To find the equation of a line, we need the slope of the line and a point on the line. Since we are requested to find the equation of the tangent line at the point (36, 6), we know that (36, 6) is a point on the line. So we just need to find its slope.

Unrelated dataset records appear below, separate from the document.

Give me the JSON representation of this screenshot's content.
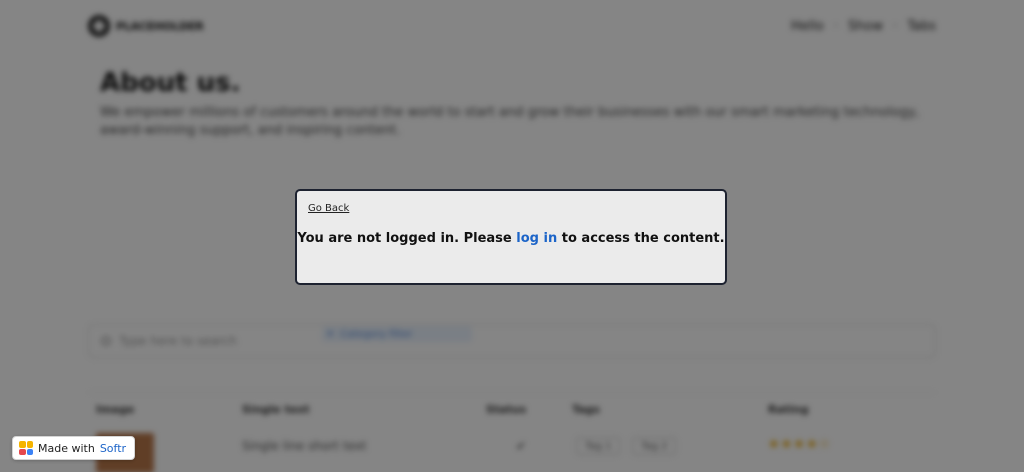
{
  "background": {
    "logo_text": "PLACEHOLDER",
    "nav": [
      "Hello",
      "Show",
      "Tabs"
    ],
    "hero_title": "About us.",
    "hero_text": "We empower millions of customers around the world to start and grow their businesses with our smart marketing technology, award-winning support, and inspiring content.",
    "search_placeholder": "Type here to search",
    "category_filter": "Category filter",
    "table_headers": [
      "Image",
      "Single text",
      "Status",
      "Tags",
      "Rating"
    ],
    "row": {
      "text": "Single line short text",
      "status_icon": "checkmark-icon",
      "tags": [
        "Tag 1",
        "Tag 2"
      ],
      "rating": "★★★★☆"
    }
  },
  "modal": {
    "go_back": "Go Back",
    "message_before": "You are not logged in. Please",
    "login_link": "log in",
    "message_after": "to access the content."
  },
  "badge": {
    "prefix": "Made with",
    "brand": "Softr"
  },
  "colors": {
    "overlay": "rgba(0,0,0,0.48)",
    "modal_bg": "#ebebeb",
    "modal_border": "#1d2230",
    "link": "#1c64c8"
  }
}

The slope of a tangent line to f(x) at x

Answer 1

Answer:

$m = \frac{1}{12}$

Step-by-step explanation:

Given

$(x,y) = (36,6)$

$f(x) = \sqrt x$ ----- the equation of the curve

Required

The slope of f(x)

The slope (m) is calculated using:

$m = \lim_{h \to 0} \frac{f(a + h) - f(a)}{h}$

$(x,y) = (36,6)$ implies that:

$a = 36; f(a) = 6$

So, we have:

$m = \lim_{h \to 0} \frac{f(a + h) - f(a)}{h}$

$m = \lim_{h \to 0} \frac{f(36 + h) - 6}{h}$

If $f(x) = \sqrt x$; then:

$f(36 + h) = \sqrt{36 + h}$

So, we have:

$m = \lim_{h \to 0} \frac{\sqrt{36 + h} - 6}{h}$

Multiply by: $\sqrt{36 + h} + 6$

$m = \lim_{h \to 0} \frac{(\sqrt{36 + h} - 6)(\sqrt{36 + h} + 6)}{h(\sqrt{36 + h} + 6)}$

Expand the numerator

$m = \lim_{h \to 0} \frac{36 + h - 36}{h(\sqrt{36 + h} + 6)}$

Collect like terms

$m = \lim_{h \to 0} \frac{36 - 36+ h }{h(\sqrt{36 + h} + 6)}$

$m = \lim_{h \to 0} \frac{h }{h(\sqrt{36 + h} + 6)}$

Cancel out h

$m = \lim_{h \to 0} \frac{1}{\sqrt{36 + h} + 6}$

$h \to 0$ implies that we substitute 0 for h;

So, we have:

$m = \frac{1}{\sqrt{36 + 0} + 6}$

$m = \frac{1}{\sqrt{36} + 6}$

$m = \frac{1}{6 + 6}$

$m = \frac{1}{12}$

Hence, the slope is 1/12